Why is Coffee Roasted?
Roasting is both science and art. It involves careful application of heat to coffee beans to turn the raw ‘green’ coffee beans into the brown coffee beans we all consume daily. The raw green coffee beans are fleshy fruit-like substances which possess none of the characteristics of the roasted bean, neither the aroma nor the taste.
These green beans are constituted of more than a thousand substances out of which less than fifty are only needed in the coffee as we use it. The idea behind roasting is to do away with the unwanted substances while concentrating the useful ones to bring out the aroma and flavor locked inside the green beans.
Roasting releases aromatic substance, reduce the weight of the raw beans as the moisture has been roasted out, increases their size, makes them crunchy and causes a change in color, varying from light brown to dark.
Coffee is preserved it its raw form, as the green beans to prevent any loss of flavor or aroma. Once roasted, they need to be consumed within sometime as roasted beans gradually tend to lose their fresh taste.
The Two Methods of Roasting
The two most commonly used methods for roasting are drum roasting and hot air roasting.
Drum Roasting:
Drum Roasting is usually performed at a smaller scale as compared to Hot Air roasting. It involves exposing small batches of coffee to a temperature of 230 degrees for about 12 minutes. Slow roasting eliminates all the acidic flavors from the beans.
Hot Air Roasting:
Since Drum roasting demands more time and the output is pretty less to meet the needs of coffee all over the world, the coffee industry resorts to the Hot Air Roasting method, also known as industrial roasting.
During this, a large batch of coffee is heated at extremely high temperatures in a current of hot air for about three minutes. However, industrially roasted beans turn out to be more acidic in taste.
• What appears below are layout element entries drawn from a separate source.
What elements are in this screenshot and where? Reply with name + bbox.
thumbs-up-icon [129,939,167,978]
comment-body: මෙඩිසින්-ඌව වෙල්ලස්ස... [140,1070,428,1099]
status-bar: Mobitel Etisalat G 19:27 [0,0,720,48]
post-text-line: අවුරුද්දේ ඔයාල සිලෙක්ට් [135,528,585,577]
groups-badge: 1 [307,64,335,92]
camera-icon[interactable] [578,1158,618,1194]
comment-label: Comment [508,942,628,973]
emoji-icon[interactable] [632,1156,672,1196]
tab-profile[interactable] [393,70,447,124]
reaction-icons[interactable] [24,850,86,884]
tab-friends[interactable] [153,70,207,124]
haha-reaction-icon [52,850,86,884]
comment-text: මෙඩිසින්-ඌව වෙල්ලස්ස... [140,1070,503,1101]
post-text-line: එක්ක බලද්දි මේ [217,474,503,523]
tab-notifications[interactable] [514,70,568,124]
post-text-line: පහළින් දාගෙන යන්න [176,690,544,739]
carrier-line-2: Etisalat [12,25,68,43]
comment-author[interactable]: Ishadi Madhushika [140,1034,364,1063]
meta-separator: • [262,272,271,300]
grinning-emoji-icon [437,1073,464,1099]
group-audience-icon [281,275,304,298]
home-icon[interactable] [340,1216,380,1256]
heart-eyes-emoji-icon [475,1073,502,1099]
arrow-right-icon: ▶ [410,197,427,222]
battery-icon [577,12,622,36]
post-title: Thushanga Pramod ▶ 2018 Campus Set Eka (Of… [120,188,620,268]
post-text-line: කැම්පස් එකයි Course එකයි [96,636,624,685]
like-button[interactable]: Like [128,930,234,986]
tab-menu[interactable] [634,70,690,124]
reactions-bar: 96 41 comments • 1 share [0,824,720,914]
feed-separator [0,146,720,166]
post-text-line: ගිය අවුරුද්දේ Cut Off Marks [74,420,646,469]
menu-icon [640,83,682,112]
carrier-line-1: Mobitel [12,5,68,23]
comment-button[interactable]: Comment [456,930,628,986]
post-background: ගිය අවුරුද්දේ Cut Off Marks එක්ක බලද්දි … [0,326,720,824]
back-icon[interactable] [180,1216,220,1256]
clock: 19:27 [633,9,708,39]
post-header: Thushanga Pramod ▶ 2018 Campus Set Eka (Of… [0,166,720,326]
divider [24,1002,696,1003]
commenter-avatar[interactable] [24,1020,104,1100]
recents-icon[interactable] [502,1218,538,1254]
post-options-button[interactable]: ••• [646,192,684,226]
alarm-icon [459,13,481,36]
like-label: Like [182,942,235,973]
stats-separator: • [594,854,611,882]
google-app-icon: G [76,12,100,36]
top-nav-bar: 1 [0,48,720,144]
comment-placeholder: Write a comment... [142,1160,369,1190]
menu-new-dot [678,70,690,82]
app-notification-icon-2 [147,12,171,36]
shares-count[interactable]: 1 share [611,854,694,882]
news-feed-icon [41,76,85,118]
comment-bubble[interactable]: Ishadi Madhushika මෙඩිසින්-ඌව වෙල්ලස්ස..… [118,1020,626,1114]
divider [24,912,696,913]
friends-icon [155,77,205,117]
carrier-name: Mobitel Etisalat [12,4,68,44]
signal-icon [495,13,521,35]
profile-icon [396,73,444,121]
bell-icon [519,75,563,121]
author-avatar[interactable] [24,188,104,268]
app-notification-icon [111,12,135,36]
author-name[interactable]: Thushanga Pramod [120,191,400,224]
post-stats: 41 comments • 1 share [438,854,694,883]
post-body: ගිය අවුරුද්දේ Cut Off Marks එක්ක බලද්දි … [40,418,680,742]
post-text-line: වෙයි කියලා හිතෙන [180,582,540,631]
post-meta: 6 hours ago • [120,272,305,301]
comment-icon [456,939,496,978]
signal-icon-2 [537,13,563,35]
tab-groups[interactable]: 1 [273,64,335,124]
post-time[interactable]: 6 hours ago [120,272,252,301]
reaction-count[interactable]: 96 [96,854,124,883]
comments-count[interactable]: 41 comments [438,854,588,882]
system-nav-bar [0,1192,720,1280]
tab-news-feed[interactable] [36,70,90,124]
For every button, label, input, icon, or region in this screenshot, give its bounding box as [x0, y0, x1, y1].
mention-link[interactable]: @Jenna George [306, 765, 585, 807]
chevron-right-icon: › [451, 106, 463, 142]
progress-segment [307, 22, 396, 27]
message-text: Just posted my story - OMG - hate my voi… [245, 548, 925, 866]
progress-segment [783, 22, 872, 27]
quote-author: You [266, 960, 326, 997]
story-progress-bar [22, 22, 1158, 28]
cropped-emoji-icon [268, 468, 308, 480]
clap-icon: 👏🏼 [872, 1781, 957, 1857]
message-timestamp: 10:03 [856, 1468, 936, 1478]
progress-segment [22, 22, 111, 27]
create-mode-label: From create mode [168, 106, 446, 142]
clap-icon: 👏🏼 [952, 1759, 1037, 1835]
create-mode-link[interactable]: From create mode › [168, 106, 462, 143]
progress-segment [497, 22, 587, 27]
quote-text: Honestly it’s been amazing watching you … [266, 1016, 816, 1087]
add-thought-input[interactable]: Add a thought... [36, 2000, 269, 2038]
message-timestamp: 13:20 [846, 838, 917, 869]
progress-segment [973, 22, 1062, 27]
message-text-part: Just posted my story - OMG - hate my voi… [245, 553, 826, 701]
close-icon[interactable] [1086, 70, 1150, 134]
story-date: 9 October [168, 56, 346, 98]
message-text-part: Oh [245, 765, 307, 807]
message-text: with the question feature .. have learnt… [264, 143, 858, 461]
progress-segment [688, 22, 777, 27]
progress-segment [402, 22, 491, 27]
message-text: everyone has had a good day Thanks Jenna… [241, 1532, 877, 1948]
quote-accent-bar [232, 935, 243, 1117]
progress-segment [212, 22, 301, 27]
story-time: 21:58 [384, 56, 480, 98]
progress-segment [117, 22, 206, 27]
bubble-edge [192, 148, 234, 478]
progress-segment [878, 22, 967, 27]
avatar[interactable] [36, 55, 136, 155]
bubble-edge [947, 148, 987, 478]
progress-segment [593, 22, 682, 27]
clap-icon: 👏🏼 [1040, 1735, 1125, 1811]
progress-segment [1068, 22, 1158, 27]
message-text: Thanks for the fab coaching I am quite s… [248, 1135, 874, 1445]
The Four Types of Roasted Coffee Beans
The color of the roasted beans depends on the level to which the beans have been exposed to high temperatures. The choice of roasted beans is often a geographical and national one. The acidic flavor of a roast tends to diminish as we move from light to dark. Depending on the color, roasted beans fall into the following four categories:
Light Roasts
When coffee beans are heated enough so that their internal temperature is at 205 degrees, the ‘first crack’ occurs, which is a popping sound that is produced as each bean expands. The chemical reactions that take place inside the green beans release carbon dioxide as well as water vapor that results in the expansion.
Light roasts mean that the beans have not been heated after the first crack. These light brown roasts are used to make milder varieties of coffee. They taste like toasted grain and have the highest concentration of acidic flavors. These also tend to retain a greater amount of caffeine as compared to the other varieties. Since they are not heated for long, no oil gets drawn through their surface.
Medium Roasts
The medium roasts get heated a bit more than the light ones so that their internal temperature is somewhere between 210 and 220 degrees. That means they are heated till the end of the first crack but before the second crack. It has a nutty, cocoa-like malty character.
Medium roasts are a slightly darker shade of brown and a larger body as compared to the light roasts. They are more balanced regarding aroma, flavor as well as acidity. These too are no-oil roasts with a decreased concentration of caffeine. Because of its popularity and demand in the United States, it is often also referred to as the American Roast.
Medium Dark Roasts
From here on the roasting process needs a lot of care and observation, a matter of few seconds can make or break things. The medium dark roasts need to be carefully heated from the beginning of the second crack, at 225 degrees to its halfway at about 230 degrees.
Medium dark roasts are heated long enough to have some oil on the surface. They are heavier than both the light and medium roasts. They tend to leave a strong bittersweet aftertaste and the flavors and aromas of roasting become more pronounced. Full City Roast, After-Dinner Roast and Vienna Roast, are some of its different names in various parts of the world.
Dark Roasts
Dark roasts have a shiny layer of oil on their surface and if you ever have a cup of coffee made of dark roast, this layer of oil will be evident. They are heated till the end of the second crack until their internal temperature reaches 240 degrees but never beyond 250 degrees. After 250 degrees, the beans tend to get thinner, bitter as all the oil comes to the surface and taste almost like charcoal!
These have chocolate like the color and sometimes, might also be black. At this stage, the original flavor of the coffee is almost gone, and there is a markedly bitter, even smoky or burnt taste. The amount of caffeine found in the dark roast is markedly less than in the light ones.
Myths about Roasting
People tend to assume that the color of the roasted beans determines the concentration of caffeine in it. The darker the color, the higher the level of caffeine present in the bean.
However, this is not true at all. As such there is no huge difference in the concentration of caffeine amongst the different types of beans. Still, it is the lighter roasts that contain a slightly higher concentration of caffeine!
Coffee Oil that gets released during the process of roasting is not oil. The moisture and the carbohydrates that are released from the raw beans during roasting form a caramelised coating on the roasted bean, depending on how long the beans were roasted.